The care of the team [of horses] gradually fell to me; perhaps from choice. From the time I was eight years old to eleven, I generally went with the team whenever there was work for the team to do. I hauled four feet wood to the village and had to do the unloading myself. I was sent not infrequently to Turkey Rock, a stone quarry fifteen miles from Oberlin, for large, square building stones, or half a dozen of which would make a load. I enjoyed such trips, for tho' it made a long hard day for the horses, there was enough variety along the road to keep me entertained. The loading and unloading of the big square rocks was always a matter of some anxiety for me. As the quarry I generally got the assistance fo the quarry men, tho' with some grumbling. At Oberlin, I generally got the load off alone with the aid of a handspike, which I learned to handle with some skill. (pp. 19-20)
Reading these words that Samuel Austin Cravath wrote 111 years ago has been a challenging experience for me. SA Cravath typed out his memoir when he was 65 years old. As a man SA Cravath's careers saw him experience being a farm hand, college graduate (he returned back to Oberlin to study), a teacher, a principal, a district school superintendent, a surgeon, a doctor, and finally a newspaper editor and owner. The internet article I read on him also talks about him being a banker and prominent citizen of Grinnel Iowa which is where he lived the last years of his life.
For one thing I have always considered myself a son-of-the-soil Indian. Well, this document shows otherwise. At least one strand of my family was busy cutting the forests and steadily moving west-wards, colonizing the vastness of the United States.

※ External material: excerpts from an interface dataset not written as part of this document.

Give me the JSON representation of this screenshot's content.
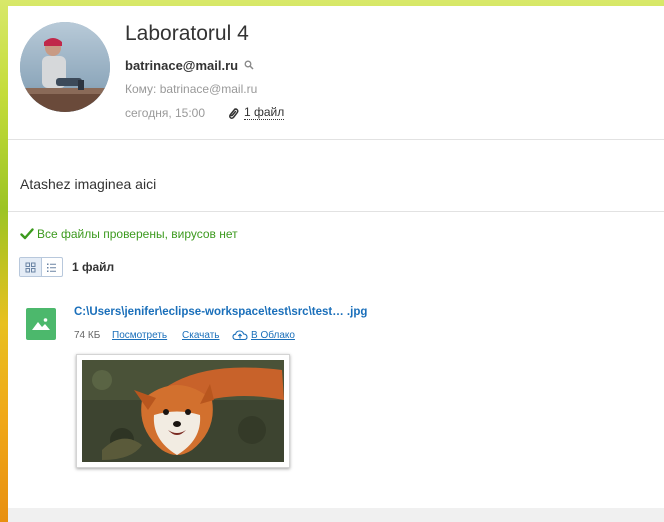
{
  "message": {
    "subject": "Laboratorul 4",
    "sender": "batrinace@mail.ru",
    "recipient": "Кому: batrinace@mail.ru",
    "date": "сегодня, 15:00",
    "attachments_link": "1 файл",
    "body": "Atashez imaginea aici"
  },
  "attachments": {
    "virus_status": "Все файлы проверены, вирусов нет",
    "count_label": "1 файл",
    "files": [
      {
        "name": "C:\\Users\\jenifer\\eclipse-workspace\\test\\src\\test… .jpg",
        "size": "74 КБ",
        "view_label": "Посмотреть",
        "download_label": "Скачать",
        "cloud_label": "В Облако",
        "icon": "image-file-icon"
      }
    ]
  },
  "colors": {
    "link": "#1a6fba",
    "success": "#3c9a1e",
    "file_icon": "#4cb86c"
  }
}
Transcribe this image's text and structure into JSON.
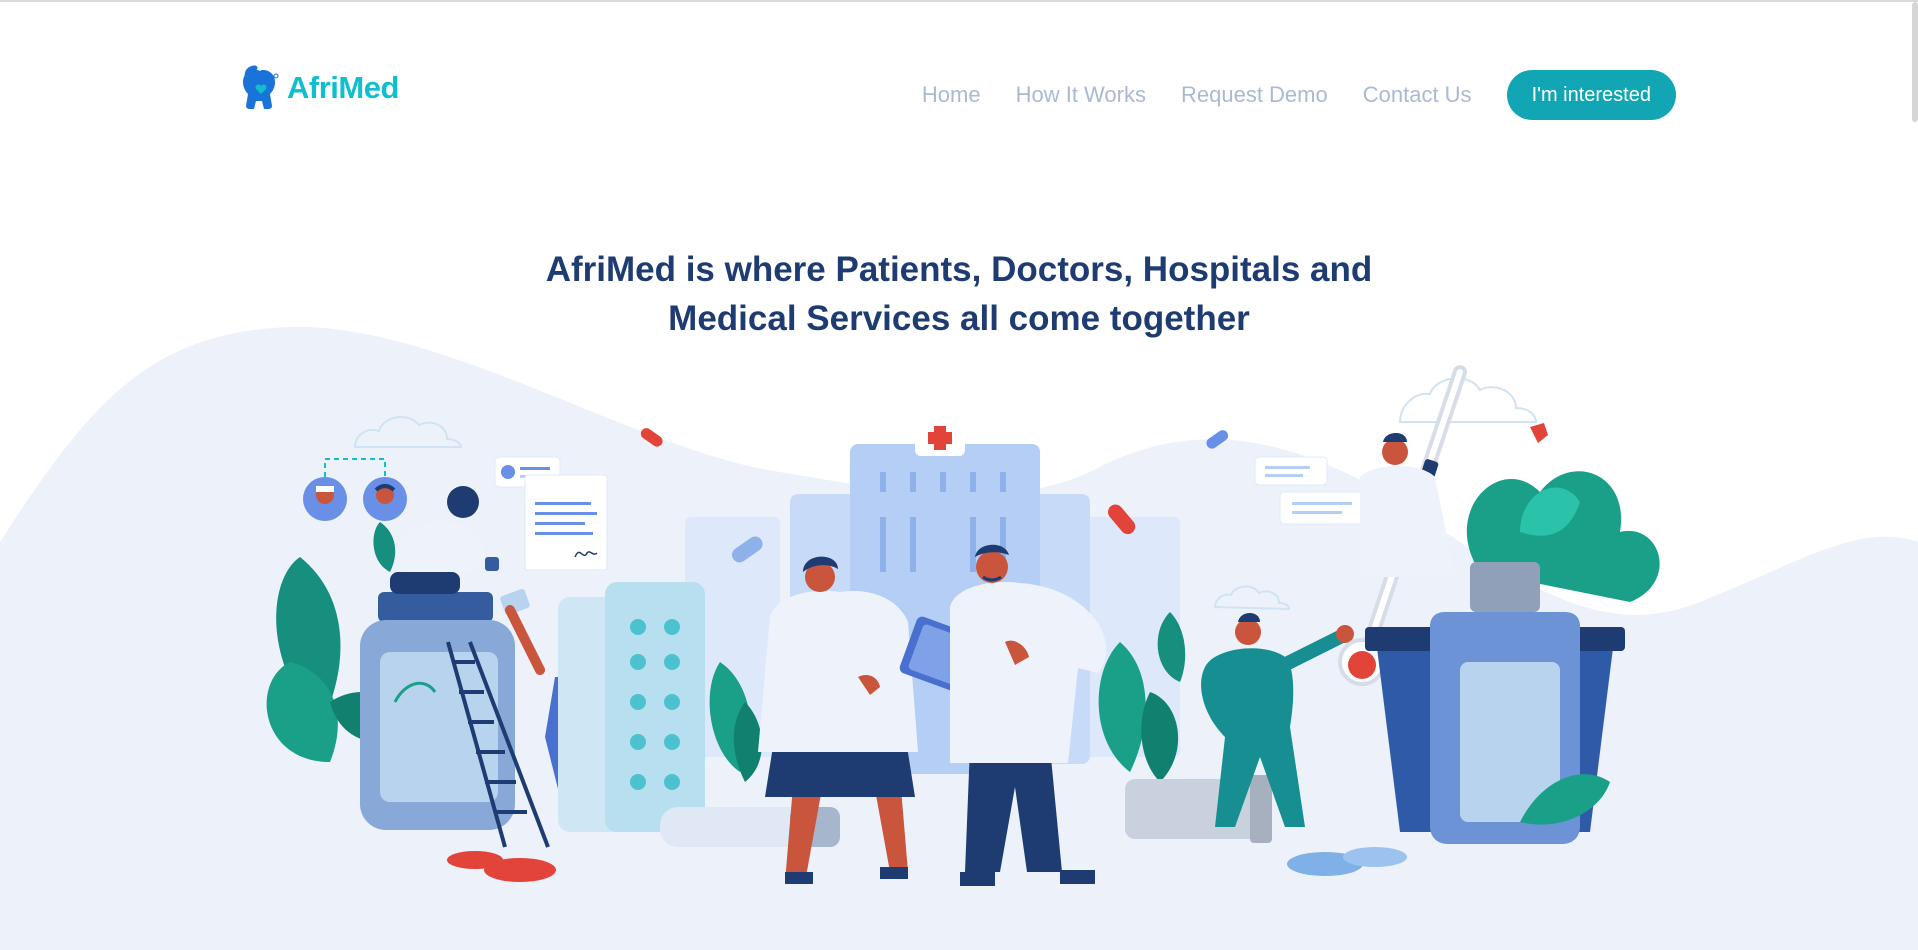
{
  "brand": {
    "name": "AfriMed"
  },
  "nav": {
    "links": [
      "Home",
      "How It Works",
      "Request Demo",
      "Contact Us"
    ],
    "cta_label": "I'm interested"
  },
  "hero": {
    "title_lines": [
      "AfriMed is where Patients, Doctors, Hospitals and",
      "Medical Services all come together"
    ]
  },
  "illustration": {
    "subject": "doctors-patients-hospital-medicine-illustration"
  },
  "colors": {
    "brand": "#10bfcf",
    "button": "#12a5b4",
    "title": "#1f3c72",
    "nav": "#a9b9d4",
    "wave": "#edf2fa"
  }
}
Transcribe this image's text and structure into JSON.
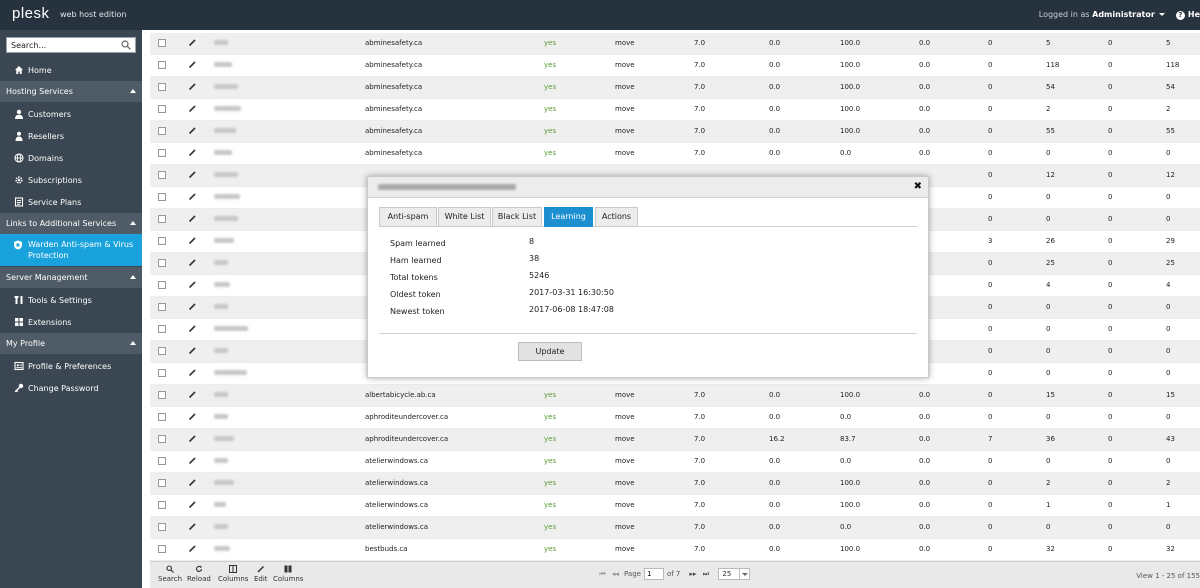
{
  "topbar": {
    "logo": "plesk",
    "edition": "web host edition",
    "logged_in_prefix": "Logged in as",
    "user": "Administrator",
    "help_label": "He"
  },
  "sidebar": {
    "search_placeholder": "Search...",
    "home": "Home",
    "sections": {
      "hosting": "Hosting Services",
      "links": "Links to Additional Services",
      "server": "Server Management",
      "profile": "My Profile"
    },
    "hosting_items": [
      "Customers",
      "Resellers",
      "Domains",
      "Subscriptions",
      "Service Plans"
    ],
    "links_item": "Warden Anti-spam & Virus Protection",
    "server_items": [
      "Tools & Settings",
      "Extensions"
    ],
    "profile_items": [
      "Profile & Preferences",
      "Change Password"
    ]
  },
  "grid": {
    "rows": [
      {
        "domain": "abminesafety.ca",
        "enabled": "yes",
        "action": "move",
        "t1": "7.0",
        "t2": "0.0",
        "t3": "100.0",
        "t4": "0.0",
        "n1": "0",
        "n2": "5",
        "n3": "0",
        "n4": "5"
      },
      {
        "domain": "abminesafety.ca",
        "enabled": "yes",
        "action": "move",
        "t1": "7.0",
        "t2": "0.0",
        "t3": "100.0",
        "t4": "0.0",
        "n1": "0",
        "n2": "118",
        "n3": "0",
        "n4": "118"
      },
      {
        "domain": "abminesafety.ca",
        "enabled": "yes",
        "action": "move",
        "t1": "7.0",
        "t2": "0.0",
        "t3": "100.0",
        "t4": "0.0",
        "n1": "0",
        "n2": "54",
        "n3": "0",
        "n4": "54"
      },
      {
        "domain": "abminesafety.ca",
        "enabled": "yes",
        "action": "move",
        "t1": "7.0",
        "t2": "0.0",
        "t3": "100.0",
        "t4": "0.0",
        "n1": "0",
        "n2": "2",
        "n3": "0",
        "n4": "2"
      },
      {
        "domain": "abminesafety.ca",
        "enabled": "yes",
        "action": "move",
        "t1": "7.0",
        "t2": "0.0",
        "t3": "100.0",
        "t4": "0.0",
        "n1": "0",
        "n2": "55",
        "n3": "0",
        "n4": "55"
      },
      {
        "domain": "abminesafety.ca",
        "enabled": "yes",
        "action": "move",
        "t1": "7.0",
        "t2": "0.0",
        "t3": "0.0",
        "t4": "0.0",
        "n1": "0",
        "n2": "0",
        "n3": "0",
        "n4": "0"
      },
      {
        "domain": "",
        "enabled": "",
        "action": "",
        "t1": "",
        "t2": "",
        "t3": "",
        "t4": "",
        "n1": "0",
        "n2": "12",
        "n3": "0",
        "n4": "12"
      },
      {
        "domain": "",
        "enabled": "",
        "action": "",
        "t1": "",
        "t2": "",
        "t3": "",
        "t4": "",
        "n1": "0",
        "n2": "0",
        "n3": "0",
        "n4": "0"
      },
      {
        "domain": "",
        "enabled": "",
        "action": "",
        "t1": "",
        "t2": "",
        "t3": "",
        "t4": "",
        "n1": "0",
        "n2": "0",
        "n3": "0",
        "n4": "0"
      },
      {
        "domain": "",
        "enabled": "",
        "action": "",
        "t1": "",
        "t2": "",
        "t3": "",
        "t4": "",
        "n1": "3",
        "n2": "26",
        "n3": "0",
        "n4": "29"
      },
      {
        "domain": "",
        "enabled": "",
        "action": "",
        "t1": "",
        "t2": "",
        "t3": "",
        "t4": "",
        "n1": "0",
        "n2": "25",
        "n3": "0",
        "n4": "25"
      },
      {
        "domain": "",
        "enabled": "",
        "action": "",
        "t1": "",
        "t2": "",
        "t3": "",
        "t4": "",
        "n1": "0",
        "n2": "4",
        "n3": "0",
        "n4": "4"
      },
      {
        "domain": "",
        "enabled": "",
        "action": "",
        "t1": "",
        "t2": "",
        "t3": "",
        "t4": "",
        "n1": "0",
        "n2": "0",
        "n3": "0",
        "n4": "0"
      },
      {
        "domain": "",
        "enabled": "",
        "action": "",
        "t1": "",
        "t2": "",
        "t3": "",
        "t4": "",
        "n1": "0",
        "n2": "0",
        "n3": "0",
        "n4": "0"
      },
      {
        "domain": "",
        "enabled": "",
        "action": "",
        "t1": "",
        "t2": "",
        "t3": "",
        "t4": "",
        "n1": "0",
        "n2": "0",
        "n3": "0",
        "n4": "0"
      },
      {
        "domain": "",
        "enabled": "",
        "action": "",
        "t1": "",
        "t2": "",
        "t3": "",
        "t4": "",
        "n1": "0",
        "n2": "0",
        "n3": "0",
        "n4": "0"
      },
      {
        "domain": "albertabicycle.ab.ca",
        "enabled": "yes",
        "action": "move",
        "t1": "7.0",
        "t2": "0.0",
        "t3": "100.0",
        "t4": "0.0",
        "n1": "0",
        "n2": "15",
        "n3": "0",
        "n4": "15"
      },
      {
        "domain": "aphroditeundercover.ca",
        "enabled": "yes",
        "action": "move",
        "t1": "7.0",
        "t2": "0.0",
        "t3": "0.0",
        "t4": "0.0",
        "n1": "0",
        "n2": "0",
        "n3": "0",
        "n4": "0"
      },
      {
        "domain": "aphroditeundercover.ca",
        "enabled": "yes",
        "action": "move",
        "t1": "7.0",
        "t2": "16.2",
        "t3": "83.7",
        "t4": "0.0",
        "n1": "7",
        "n2": "36",
        "n3": "0",
        "n4": "43"
      },
      {
        "domain": "atelierwindows.ca",
        "enabled": "yes",
        "action": "move",
        "t1": "7.0",
        "t2": "0.0",
        "t3": "0.0",
        "t4": "0.0",
        "n1": "0",
        "n2": "0",
        "n3": "0",
        "n4": "0"
      },
      {
        "domain": "atelierwindows.ca",
        "enabled": "yes",
        "action": "move",
        "t1": "7.0",
        "t2": "0.0",
        "t3": "100.0",
        "t4": "0.0",
        "n1": "0",
        "n2": "2",
        "n3": "0",
        "n4": "2"
      },
      {
        "domain": "atelierwindows.ca",
        "enabled": "yes",
        "action": "move",
        "t1": "7.0",
        "t2": "0.0",
        "t3": "100.0",
        "t4": "0.0",
        "n1": "0",
        "n2": "1",
        "n3": "0",
        "n4": "1"
      },
      {
        "domain": "atelierwindows.ca",
        "enabled": "yes",
        "action": "move",
        "t1": "7.0",
        "t2": "0.0",
        "t3": "0.0",
        "t4": "0.0",
        "n1": "0",
        "n2": "0",
        "n3": "0",
        "n4": "0"
      },
      {
        "domain": "bestbuds.ca",
        "enabled": "yes",
        "action": "move",
        "t1": "7.0",
        "t2": "0.0",
        "t3": "100.0",
        "t4": "0.0",
        "n1": "0",
        "n2": "32",
        "n3": "0",
        "n4": "32"
      }
    ]
  },
  "toolbar": {
    "search": "Search",
    "reload": "Reload",
    "columns1": "Columns",
    "edit": "Edit",
    "columns2": "Columns",
    "page_label": "Page",
    "page_value": "1",
    "page_of": "of 7",
    "page_size": "25",
    "view_info": "View 1 - 25 of 155"
  },
  "modal": {
    "tabs": [
      "Anti-spam",
      "White List",
      "Black List",
      "Learning",
      "Actions"
    ],
    "active_tab": "Learning",
    "fields": [
      {
        "label": "Spam learned",
        "value": "8"
      },
      {
        "label": "Ham learned",
        "value": "38"
      },
      {
        "label": "Total tokens",
        "value": "5246"
      },
      {
        "label": "Oldest token",
        "value": "2017-03-31 16:30:50"
      },
      {
        "label": "Newest token",
        "value": "2017-06-08 18:47:08"
      }
    ],
    "update_button": "Update",
    "close_icon": "close-icon"
  },
  "colors": {
    "topbar": "#26323d",
    "sidebar": "#3a4651",
    "sidebar_active": "#1aa2dd",
    "tab_active": "#1b8fcf",
    "yes_green": "#5b9a3a"
  }
}
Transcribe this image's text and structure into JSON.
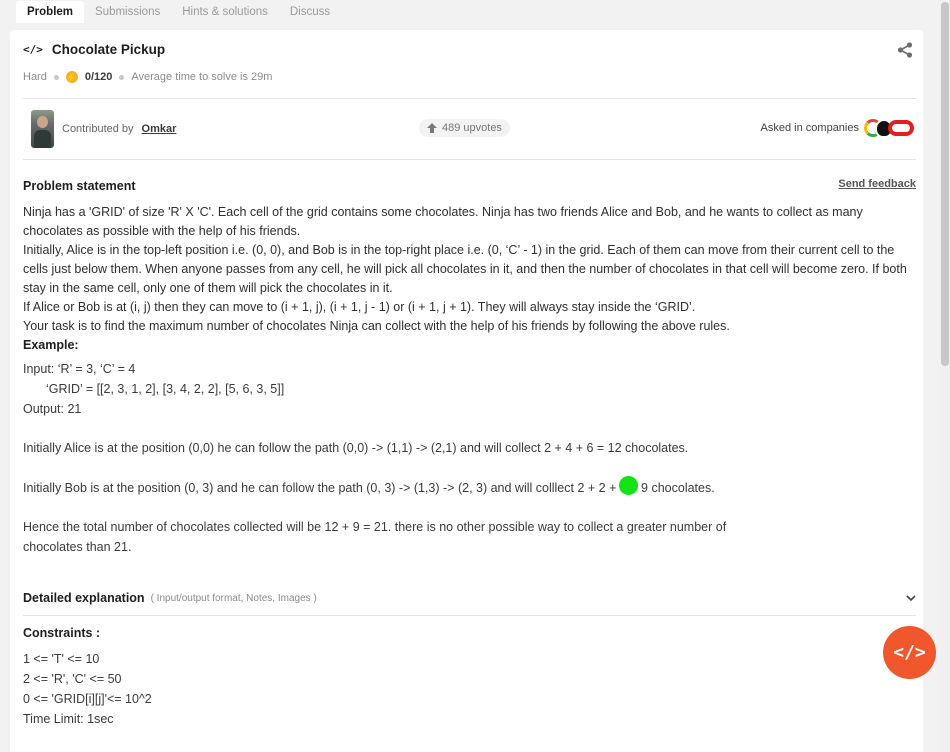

As a person trained in forestry I have always had a beef against people who allow their cattle to graze in the forests. Even more so against people who do slash and burn agriculture. Well, as a young boy at least, Samuel Cravath clearly was doing both. Its strange to find myself on the other side - considering the actions of my ancestor understandable as he helped his family eke out a living, pushing back 'the primeval forest.'
But the thing that really gets me is how hard Samuel Cravath had to work. And at such a young age.
I look back at the luxury of my life. What did I have to do when I was 8 years old? Read books. Play downstairs. Climb trees. My father made us a tree house. Samuel's step-dad was so involved with preaching and taking books to others - that much of the business of keeping the family afloat fell an Samuel and his brothers. My father also did do some travelling when I was a stripling lad - but it never lead to any privation on our part, it never forced any extra labor for my sister, brother and myself!
Its a long way to 1844 and there abouts. But its not so long - or so far. Just a casual glance on the street, a quick look into the local eateries - or into the automobile workshops - will show that there are plenty of young children working in our city. How many of them will be able to step outside this cycle of child labour? And how many will remain confined into the same general (and often alcohol-soaked) poverty of their parents and grandparents?
Reading Samuel Austin Cravath's life-sketch is such a tremendous gift of grace to me. He writes in the forward that these notes (a 69 paged typewritten manuscript) were written at the request of his beloved daughter Myra... and that "this sketch is not intended for publication or public perusal, but strictly for the family which it concerns."
Well, as a descendant I am interpreting that particular injunction in the broadest possible sense. Hearing what SA Cravath has to say about the incidents which 'have gone into the making up of a life' has brought many thoughts about my own life, and the function of memory which allows us to go back in time and listen to voices that are all but forgotten in the thick wall of 'information' that we now have to swim our way through.